A Reverse-Design Strategy for the Track Error of the Qi Tai Telescope Based on Pointing Accuracy

The Qi Tai Telescope (QTT), which has a 110 m aperture, is planned to be the largest scale steerable telescope in the world. Ideally, the telescope’s repeated pointing accuracy error should be less than 2.5 arc seconds (arcsec); thus, the telescope structure must satisfy ultra-high precision requirements. In this pursuit, the present research envisages a reverse-design method for the track surface to reduce the difficulty of the telescope’s design and manufacture. First, the distribution characteristics of the test data for the track error were verified using the skewness coefficient and kurtosis coefficient methods. According to the distribution characteristics, the azimuth track error was simulated by a two-scale model. The error of the long period and short amplitude was characterized as large-scale and described by a trigonometric function, while the short period and high amplitude error was characterized as small-scale and simulated by a fractal function. Based on the two-scale model, effect of the error on the pointing accuracy was deduced. Subsequently, the relationship between the root mean square (RMS) of the track error and the RMS of the pointing accuracy error of the telescope was deduced.
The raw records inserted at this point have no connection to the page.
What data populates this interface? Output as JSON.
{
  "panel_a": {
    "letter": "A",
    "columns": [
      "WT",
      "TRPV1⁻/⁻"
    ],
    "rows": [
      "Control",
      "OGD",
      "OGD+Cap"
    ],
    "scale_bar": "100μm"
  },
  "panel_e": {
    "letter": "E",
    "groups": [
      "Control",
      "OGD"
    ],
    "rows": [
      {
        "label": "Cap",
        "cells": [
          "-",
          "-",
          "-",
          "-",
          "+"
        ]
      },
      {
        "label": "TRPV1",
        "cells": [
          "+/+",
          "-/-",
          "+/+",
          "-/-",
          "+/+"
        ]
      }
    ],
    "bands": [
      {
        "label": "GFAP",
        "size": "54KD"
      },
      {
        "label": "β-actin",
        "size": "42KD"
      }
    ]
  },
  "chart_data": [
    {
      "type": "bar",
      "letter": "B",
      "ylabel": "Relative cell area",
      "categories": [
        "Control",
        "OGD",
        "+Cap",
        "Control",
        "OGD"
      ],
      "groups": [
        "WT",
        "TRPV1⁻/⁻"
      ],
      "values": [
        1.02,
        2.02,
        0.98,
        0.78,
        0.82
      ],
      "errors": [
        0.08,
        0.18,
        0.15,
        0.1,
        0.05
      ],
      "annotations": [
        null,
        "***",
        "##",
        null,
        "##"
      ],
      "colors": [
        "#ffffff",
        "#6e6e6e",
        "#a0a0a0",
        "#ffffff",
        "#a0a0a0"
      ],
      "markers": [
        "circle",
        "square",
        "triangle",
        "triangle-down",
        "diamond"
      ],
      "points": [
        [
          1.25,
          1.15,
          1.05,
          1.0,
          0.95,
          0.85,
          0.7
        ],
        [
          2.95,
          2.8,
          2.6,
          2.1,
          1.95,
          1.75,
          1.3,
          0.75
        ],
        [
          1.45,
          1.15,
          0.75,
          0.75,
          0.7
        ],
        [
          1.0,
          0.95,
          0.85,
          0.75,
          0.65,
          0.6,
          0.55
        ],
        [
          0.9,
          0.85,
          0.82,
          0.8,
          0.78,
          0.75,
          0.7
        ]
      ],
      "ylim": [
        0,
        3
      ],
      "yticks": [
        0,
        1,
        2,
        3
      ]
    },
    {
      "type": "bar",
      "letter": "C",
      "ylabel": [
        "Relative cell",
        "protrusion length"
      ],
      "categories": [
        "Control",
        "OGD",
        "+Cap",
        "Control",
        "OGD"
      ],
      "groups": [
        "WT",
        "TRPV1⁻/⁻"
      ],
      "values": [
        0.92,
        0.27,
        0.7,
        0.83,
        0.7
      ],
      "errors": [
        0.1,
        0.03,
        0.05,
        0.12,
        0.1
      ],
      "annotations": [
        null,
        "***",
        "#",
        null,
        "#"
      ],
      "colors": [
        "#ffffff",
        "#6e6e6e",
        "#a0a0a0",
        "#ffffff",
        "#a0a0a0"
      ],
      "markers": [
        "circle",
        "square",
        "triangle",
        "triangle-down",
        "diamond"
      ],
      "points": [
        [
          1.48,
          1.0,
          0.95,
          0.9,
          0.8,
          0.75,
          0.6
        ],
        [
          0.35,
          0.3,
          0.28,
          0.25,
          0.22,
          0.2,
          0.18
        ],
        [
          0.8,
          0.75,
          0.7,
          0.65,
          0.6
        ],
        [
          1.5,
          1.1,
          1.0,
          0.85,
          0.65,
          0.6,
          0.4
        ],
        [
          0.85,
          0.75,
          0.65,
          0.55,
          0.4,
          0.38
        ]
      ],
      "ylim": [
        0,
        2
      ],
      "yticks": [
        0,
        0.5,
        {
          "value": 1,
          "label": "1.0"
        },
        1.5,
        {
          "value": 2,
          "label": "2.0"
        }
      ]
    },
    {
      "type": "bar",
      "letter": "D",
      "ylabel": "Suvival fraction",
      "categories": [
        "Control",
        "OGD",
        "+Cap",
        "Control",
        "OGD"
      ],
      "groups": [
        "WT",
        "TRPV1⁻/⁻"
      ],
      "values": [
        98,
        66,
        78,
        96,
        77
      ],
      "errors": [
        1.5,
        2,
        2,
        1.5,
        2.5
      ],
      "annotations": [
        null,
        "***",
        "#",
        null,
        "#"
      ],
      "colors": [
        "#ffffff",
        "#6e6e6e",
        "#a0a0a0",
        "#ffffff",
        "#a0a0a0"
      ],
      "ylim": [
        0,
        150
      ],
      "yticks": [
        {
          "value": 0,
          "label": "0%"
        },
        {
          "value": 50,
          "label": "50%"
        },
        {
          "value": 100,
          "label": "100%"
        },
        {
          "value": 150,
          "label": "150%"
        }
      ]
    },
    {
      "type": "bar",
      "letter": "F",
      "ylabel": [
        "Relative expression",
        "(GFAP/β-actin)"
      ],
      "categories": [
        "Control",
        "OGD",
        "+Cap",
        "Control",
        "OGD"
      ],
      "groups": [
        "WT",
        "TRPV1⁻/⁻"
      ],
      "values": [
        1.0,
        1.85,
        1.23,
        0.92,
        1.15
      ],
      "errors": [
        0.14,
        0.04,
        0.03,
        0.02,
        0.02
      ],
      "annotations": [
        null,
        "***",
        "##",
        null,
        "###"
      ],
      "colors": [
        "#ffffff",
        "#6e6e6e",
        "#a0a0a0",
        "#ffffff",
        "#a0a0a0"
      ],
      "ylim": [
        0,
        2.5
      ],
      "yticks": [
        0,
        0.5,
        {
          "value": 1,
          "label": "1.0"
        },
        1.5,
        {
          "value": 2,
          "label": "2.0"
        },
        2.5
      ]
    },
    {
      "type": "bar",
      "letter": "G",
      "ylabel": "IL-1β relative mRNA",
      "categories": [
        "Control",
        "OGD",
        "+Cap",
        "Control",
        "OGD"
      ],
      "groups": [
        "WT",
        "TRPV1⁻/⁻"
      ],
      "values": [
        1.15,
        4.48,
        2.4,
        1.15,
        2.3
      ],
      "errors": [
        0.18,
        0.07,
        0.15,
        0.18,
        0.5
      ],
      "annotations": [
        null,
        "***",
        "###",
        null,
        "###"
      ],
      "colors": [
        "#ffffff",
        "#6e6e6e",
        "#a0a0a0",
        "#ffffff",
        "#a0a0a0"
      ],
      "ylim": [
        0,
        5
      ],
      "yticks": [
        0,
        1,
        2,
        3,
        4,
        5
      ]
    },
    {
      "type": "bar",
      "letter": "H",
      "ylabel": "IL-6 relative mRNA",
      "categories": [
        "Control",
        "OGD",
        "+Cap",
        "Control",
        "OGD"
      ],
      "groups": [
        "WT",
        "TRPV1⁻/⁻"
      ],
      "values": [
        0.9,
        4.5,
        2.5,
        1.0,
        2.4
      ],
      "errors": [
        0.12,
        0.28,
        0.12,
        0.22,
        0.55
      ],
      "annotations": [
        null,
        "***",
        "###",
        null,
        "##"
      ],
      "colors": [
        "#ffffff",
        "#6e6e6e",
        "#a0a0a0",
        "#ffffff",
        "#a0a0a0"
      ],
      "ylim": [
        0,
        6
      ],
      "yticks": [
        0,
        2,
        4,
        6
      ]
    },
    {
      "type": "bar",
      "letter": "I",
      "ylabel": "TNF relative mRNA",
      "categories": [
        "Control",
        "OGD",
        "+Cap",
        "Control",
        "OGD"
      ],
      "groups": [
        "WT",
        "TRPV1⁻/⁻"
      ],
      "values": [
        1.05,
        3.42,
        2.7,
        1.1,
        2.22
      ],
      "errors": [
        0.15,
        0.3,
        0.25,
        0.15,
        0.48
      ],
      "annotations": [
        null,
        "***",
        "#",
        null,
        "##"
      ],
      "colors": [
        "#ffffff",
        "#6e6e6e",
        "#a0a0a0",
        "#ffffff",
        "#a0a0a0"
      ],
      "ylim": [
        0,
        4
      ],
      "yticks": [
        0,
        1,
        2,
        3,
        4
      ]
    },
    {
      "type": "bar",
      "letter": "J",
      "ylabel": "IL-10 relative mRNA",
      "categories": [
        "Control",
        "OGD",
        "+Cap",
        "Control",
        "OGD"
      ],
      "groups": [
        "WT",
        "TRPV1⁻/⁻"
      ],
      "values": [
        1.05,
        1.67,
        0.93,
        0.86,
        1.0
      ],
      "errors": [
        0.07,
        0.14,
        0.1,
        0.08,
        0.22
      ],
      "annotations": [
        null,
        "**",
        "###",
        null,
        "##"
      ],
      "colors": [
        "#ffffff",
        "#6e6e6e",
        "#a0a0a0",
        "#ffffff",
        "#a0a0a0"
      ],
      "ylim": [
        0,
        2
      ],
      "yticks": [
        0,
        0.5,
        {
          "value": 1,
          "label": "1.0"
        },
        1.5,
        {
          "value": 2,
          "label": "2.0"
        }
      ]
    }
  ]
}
Finally, the allowable RMS value of the track error was derived from the allowable pointing accuracy errors. To validate the effectiveness of the new design method, two typical radio telescopes (the Green Bank Telescope (GBT) and the Large Millimeter Telescope (LMT)) were selected as experimental examples. Through comparison, the theoretical calculated values of the pointing accuracy of the telescope were consistent with the measured values, with a maximum error of less than 10%.